Fred D. Durham
Class of 1922, BS
Fred D. Durham was born in Howertons, Virginia, in 1899. He enrolled at Virginia Tech in the fall of 1917 and after three years of study elected to leave school for a year. He worked in the engine room of a tramp steamer which, among other cargoes, transported coal from Wales to North Africa. After his travels around the world, he returned to school a year later and graduated with a B.S. degree in civil engineering in 1922. While a student, Lt. Durham was a member of the Corps of Cadets, serving as the Sergeant-of-Arms and the Corps’ Vice-President. He was also a member of the Cotillion Club and the Rappahannock Valley Club.

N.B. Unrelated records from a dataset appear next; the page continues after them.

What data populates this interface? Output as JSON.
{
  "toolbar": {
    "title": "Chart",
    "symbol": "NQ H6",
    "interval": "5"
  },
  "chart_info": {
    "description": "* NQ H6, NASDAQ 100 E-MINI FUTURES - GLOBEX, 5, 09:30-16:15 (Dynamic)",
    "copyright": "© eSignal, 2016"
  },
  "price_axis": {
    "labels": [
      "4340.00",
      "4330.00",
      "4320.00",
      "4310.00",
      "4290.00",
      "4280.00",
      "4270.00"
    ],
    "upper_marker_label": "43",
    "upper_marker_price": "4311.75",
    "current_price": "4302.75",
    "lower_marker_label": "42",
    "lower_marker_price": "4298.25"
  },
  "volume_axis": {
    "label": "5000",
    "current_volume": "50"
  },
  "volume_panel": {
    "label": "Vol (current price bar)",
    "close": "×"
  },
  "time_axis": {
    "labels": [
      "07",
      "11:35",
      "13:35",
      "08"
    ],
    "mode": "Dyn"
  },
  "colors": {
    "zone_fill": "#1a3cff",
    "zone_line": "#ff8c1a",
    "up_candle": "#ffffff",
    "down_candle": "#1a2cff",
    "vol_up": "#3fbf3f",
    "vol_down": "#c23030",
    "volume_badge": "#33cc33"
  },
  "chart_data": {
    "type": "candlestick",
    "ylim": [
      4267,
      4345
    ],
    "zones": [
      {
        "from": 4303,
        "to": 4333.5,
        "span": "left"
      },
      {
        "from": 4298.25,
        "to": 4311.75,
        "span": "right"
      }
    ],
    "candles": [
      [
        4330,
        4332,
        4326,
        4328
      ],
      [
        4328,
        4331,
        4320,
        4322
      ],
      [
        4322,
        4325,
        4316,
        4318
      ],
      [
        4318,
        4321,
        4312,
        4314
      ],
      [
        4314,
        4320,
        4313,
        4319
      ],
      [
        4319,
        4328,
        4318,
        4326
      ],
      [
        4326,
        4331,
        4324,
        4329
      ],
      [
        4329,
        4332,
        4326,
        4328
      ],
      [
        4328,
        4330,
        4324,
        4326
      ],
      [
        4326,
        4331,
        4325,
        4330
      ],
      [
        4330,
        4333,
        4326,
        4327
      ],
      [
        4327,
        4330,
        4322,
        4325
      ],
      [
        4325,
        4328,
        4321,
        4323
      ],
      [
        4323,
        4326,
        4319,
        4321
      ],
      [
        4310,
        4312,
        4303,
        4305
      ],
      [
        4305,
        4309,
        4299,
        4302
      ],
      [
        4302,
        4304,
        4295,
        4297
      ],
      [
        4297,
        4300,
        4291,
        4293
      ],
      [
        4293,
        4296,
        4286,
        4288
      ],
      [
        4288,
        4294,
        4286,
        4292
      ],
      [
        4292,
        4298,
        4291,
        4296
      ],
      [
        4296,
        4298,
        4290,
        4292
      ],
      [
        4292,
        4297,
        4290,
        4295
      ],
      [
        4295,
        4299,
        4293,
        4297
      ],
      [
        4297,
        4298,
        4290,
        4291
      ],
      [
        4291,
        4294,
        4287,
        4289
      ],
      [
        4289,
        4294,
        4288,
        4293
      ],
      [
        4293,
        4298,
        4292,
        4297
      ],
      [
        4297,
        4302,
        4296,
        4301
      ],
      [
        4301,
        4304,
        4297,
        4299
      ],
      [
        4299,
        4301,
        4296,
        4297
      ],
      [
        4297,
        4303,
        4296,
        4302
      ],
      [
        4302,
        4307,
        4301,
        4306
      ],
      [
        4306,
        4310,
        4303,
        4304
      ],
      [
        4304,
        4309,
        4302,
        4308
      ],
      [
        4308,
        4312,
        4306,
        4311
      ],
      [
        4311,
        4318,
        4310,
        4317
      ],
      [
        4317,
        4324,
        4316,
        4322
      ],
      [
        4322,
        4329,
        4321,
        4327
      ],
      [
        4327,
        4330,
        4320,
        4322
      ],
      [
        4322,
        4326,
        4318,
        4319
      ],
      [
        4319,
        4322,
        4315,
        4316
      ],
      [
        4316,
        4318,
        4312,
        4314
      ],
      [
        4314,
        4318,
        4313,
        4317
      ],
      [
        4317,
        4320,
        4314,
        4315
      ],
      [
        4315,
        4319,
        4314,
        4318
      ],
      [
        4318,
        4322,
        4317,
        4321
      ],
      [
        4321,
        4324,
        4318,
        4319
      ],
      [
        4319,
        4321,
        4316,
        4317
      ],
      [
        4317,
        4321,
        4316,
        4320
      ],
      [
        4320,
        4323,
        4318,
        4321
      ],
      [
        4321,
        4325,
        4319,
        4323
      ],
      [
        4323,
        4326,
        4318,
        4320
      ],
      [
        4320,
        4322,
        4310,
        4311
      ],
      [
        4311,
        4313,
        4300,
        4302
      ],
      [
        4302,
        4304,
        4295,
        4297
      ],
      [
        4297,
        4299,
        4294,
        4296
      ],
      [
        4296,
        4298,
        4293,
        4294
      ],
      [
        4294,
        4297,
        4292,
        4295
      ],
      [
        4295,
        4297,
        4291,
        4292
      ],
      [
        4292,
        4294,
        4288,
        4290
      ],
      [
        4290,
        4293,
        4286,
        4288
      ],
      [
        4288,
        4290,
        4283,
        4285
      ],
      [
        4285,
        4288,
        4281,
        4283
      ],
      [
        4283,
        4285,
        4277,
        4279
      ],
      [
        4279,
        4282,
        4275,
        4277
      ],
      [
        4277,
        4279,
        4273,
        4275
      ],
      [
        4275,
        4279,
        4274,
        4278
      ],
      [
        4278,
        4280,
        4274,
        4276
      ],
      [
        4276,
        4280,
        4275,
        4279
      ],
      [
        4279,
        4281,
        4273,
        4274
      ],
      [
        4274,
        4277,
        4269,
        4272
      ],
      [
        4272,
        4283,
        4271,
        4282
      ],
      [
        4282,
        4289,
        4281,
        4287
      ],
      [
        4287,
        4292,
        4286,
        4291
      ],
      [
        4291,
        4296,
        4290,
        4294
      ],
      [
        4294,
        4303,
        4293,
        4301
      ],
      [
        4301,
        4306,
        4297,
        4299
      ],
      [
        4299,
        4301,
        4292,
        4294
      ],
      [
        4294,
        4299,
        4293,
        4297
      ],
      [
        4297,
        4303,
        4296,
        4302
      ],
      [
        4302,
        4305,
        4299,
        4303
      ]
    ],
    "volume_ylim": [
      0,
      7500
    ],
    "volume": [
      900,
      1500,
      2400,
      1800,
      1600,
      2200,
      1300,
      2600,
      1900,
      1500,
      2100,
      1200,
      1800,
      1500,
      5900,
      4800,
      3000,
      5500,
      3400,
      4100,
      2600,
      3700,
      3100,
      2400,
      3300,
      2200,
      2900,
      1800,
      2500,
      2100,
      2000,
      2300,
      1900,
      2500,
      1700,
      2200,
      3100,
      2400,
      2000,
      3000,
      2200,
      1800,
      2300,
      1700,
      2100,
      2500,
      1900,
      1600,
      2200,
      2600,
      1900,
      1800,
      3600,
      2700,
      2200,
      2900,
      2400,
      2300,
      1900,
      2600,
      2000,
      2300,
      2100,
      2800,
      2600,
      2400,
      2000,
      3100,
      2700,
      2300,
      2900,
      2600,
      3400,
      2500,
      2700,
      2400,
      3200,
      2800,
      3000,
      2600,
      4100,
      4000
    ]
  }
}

After graduation, Mr. Durham went to work for Bell Telephone Company in Atlanta. While there, he was “loaned” to the C. Lee Cook Manufacturing Company in Louisville, Kentucky. Soon thereafter, he joined the company on a full-time basis. In 1927 the company president died and, in 1928, Fred Durham borrowed money, bought control, and became President. The C. Lee Cook Manufacturing Company produced high-temperature, high-pressure sealing devices, including metal packings and industrial piston rings. Mr. Durham’s year in the engine room of a tramp steamer had provided the “laboratory experience” to succeed in this new opportunity.
In 1955, Mr. Durham and George Ohstrom formed the Dover Corporation, and the C. Lee Cook Manufacturing Company was merged with three other firms to create the new company. Mr. Durham became Chairman and President of Dover Corporation. He remained in that position until his retirement in 1971. At that time the executives of the company presented him with a tribute quoting Ralph Waldo Emerson’s famous dictum: “An institution is the lengthened shadow of one man,” and stated further that “Dover Corporation owes its success, character and in large measure its future to the management philosophy and practices of one man.” Dover has continued the highly decentralized management strategy that Mr. Durham initiated and today consists of more than 50 separate businesses. It is among the Fortune 500 companies.
The Dover Corporation, with headquarters in New York City, trades stock on the New York Stock Exchange and was featured in the December 1, 1986 issue of Forbes. The company is a leading manufacturer of hydraulic and traction elevators, auto lifts, piston rings and metallic packing, valves and nozzles to handle gasoline and other hazardous liquids, ball-screw actuators, and master-slave manipulators, among other products.
Mr. Durham had a long and distinguished professional career and was a member of the Committee of 100 – an alumni group committed to support the College of Engineering. He was honored as the College of Engineering Distinguished Alumnus for 1987.
He was married to the former Victoria B. Durham. They had a daughter, Eleanor Durham Davenport who currently resides in Richmond with her husband William. At the time of Mr. Durham’s death on April 17, 1998, he also had three grandchildren, three great grandchildren, and one great-great grandchild.